Und den Lattenrost dann auch gleich austauschen?
Das ist eine Qualitätsfrage: es gibt durchaus Lattenroste, die überstehen die Lebensdauer von zwei Matratzen. Im besten Fall macht man zuhause ein, zwei Fotos vom Lattenrost und lässt vom Experten eine Einschätzung beim Matratzenkauf abgeben, ob auch hier ein Austauschbedarf besteht.

Was tun, wenn ich feststelle, dass die neu gekaufte Matratze doch nicht passt?
Das sollte man unbedingt im Vorfeld abgeklärt haben, weil es an sich kein gesetzliches Umtauschrecht gibt. Wir bieten unseren Kunden ein 6-8 wöchiges Umtauschrecht an, ein blau-gelbes Möbelhaus gibt Matratzen 90 Tage lang anstandslos zurück. Diverse Großflächenanbieter wiederum sagen, dass man eine Woche lang testen dürfe, die Matratze aber in der Originalverpackung bleiben muss.

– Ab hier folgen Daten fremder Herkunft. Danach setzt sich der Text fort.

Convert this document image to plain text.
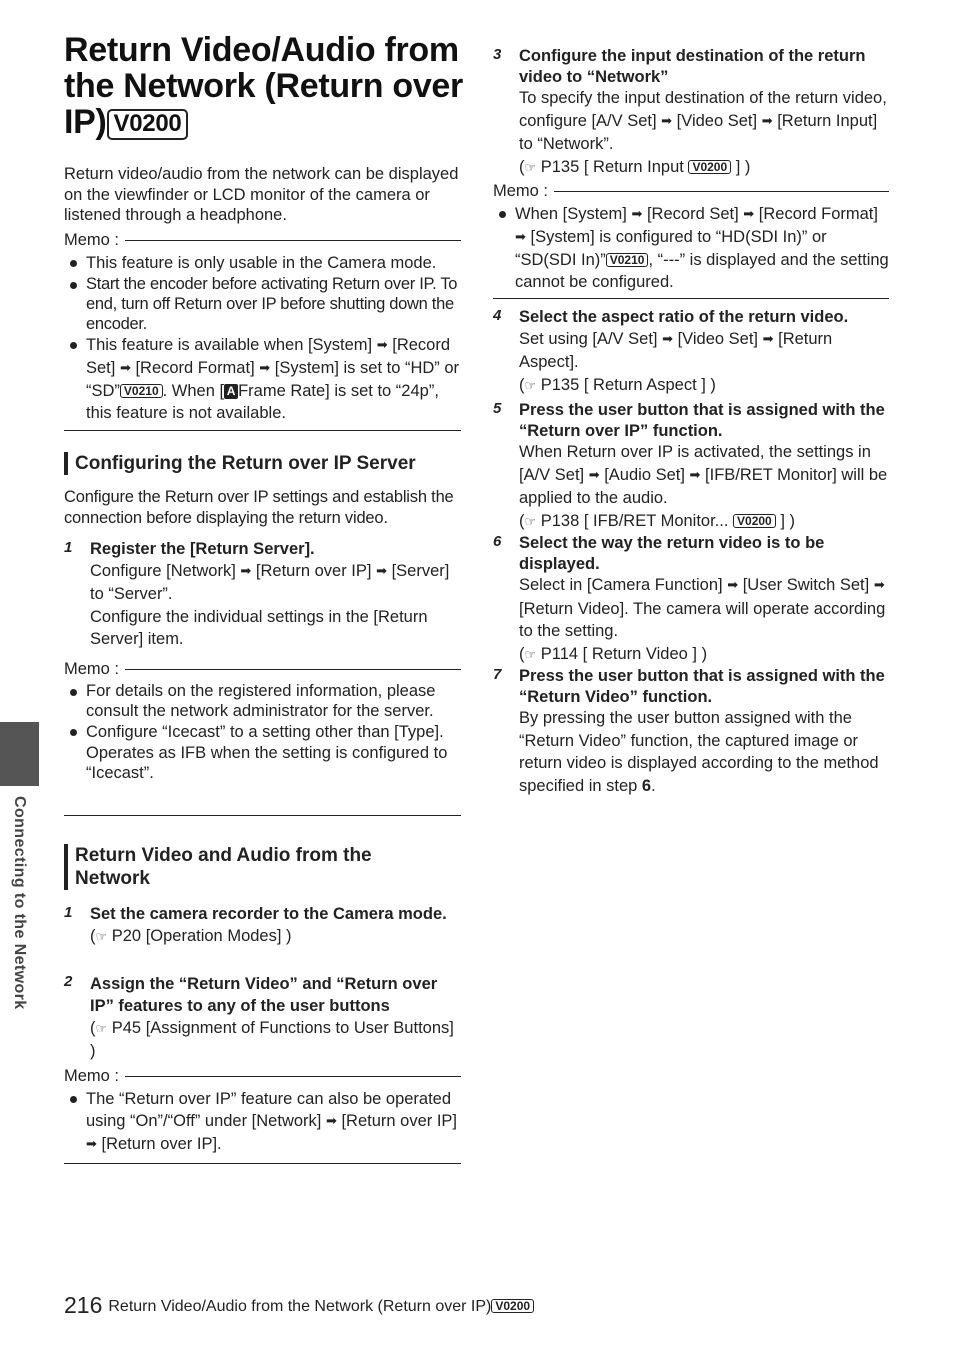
Return Video/Audio from
the Network (Return over
IP) V0200

Return video/audio from the network can be displayed on the viewfinder or LCD monitor of the camera or listened through a headphone.

Memo :
This feature is only usable in the Camera mode.
Start the encoder before activating Return over IP. To end, turn off Return over IP before shutting down the encoder.
This feature is available when [System] ➡ [Record Set] ➡ [Record Format] ➡ [System] is set to “HD” or “SD” V0210 . When [ A Frame Rate] is set to “24p”, this feature is not available.
Configuring the Return over IP Server

Configure the Return over IP settings and establish the connection before displaying the return video.

1 Register the [Return Server].
Configure [Network] ➡ [Return over IP] ➡ [Server] to “Server”.
Configure the individual settings in the [Return Server] item.
Memo :
For details on the registered information, please consult the network administrator for the server.
Configure “Icecast” to a setting other than [Type].
Operates as IFB when the setting is configured to “Icecast”.
Return Video and Audio from the Network
1 Set the camera recorder to the Camera mode.
(☞ P20 [Operation Modes] )
2 Assign the “Return Video” and “Return over IP” features to any of the user buttons
(☞ P45 [Assignment of Functions to User Buttons] )
Memo :
The “Return over IP” feature can also be operated using “On”/“Off” under [Network] ➡ [Return over IP] ➡ [Return over IP].
3 Configure the input destination of the return video to “Network”
To specify the input destination of the return video, configure [A/V Set] ➡ [Video Set] ➡ [Return Input] to “Network”.
(☞ P135 [ Return Input V0200 ] )
Memo :
When [System] ➡ [Record Set] ➡ [Record Format] ➡ [System] is configured to “HD(SDI In)” or “SD(SDI In)” V0210 , “---” is displayed and the setting cannot be configured.
4 Select the aspect ratio of the return video.
Set using [A/V Set] ➡ [Video Set] ➡ [Return Aspect].
(☞ P135 [ Return Aspect ] )
5 Press the user button that is assigned with the “Return over IP” function.
When Return over IP is activated, the settings in [A/V Set] ➡ [Audio Set] ➡ [IFB/RET Monitor] will be applied to the audio.
(☞ P138 [ IFB/RET Monitor... V0200 ] )
6 Select the way the return video is to be displayed.
Select in [Camera Function] ➡ [User Switch Set] ➡ [Return Video]. The camera will operate according to the setting.
(☞ P114 [ Return Video ] )
7 Press the user button that is assigned with the “Return Video” function.
By pressing the user button assigned with the “Return Video” function, the captured image or return video is displayed according to the method specified in step 6.
Connecting to the Network
216 Return Video/Audio from the Network (Return over IP) V0200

Grundsätzlich handelt es sich bei einer Matratze jedenfalls um einen Hygieneartikel und wenn die Verpackung einmal geöffnet ist, hat der Kunde gesetzlich keinen Anspruch mehr auf Umtausch.

© Walter Sonnleitner

Zur Person: Walter Sonnleitner ist seit 25 Jahren Liege- und Schlafberater. Mit seinem Unternehmenskonzept hat der Wiener bereits zahlreiche Auszeichnungen erhalten und betreibt derzeit ein Schlafstudio in Wien-Oberlaa.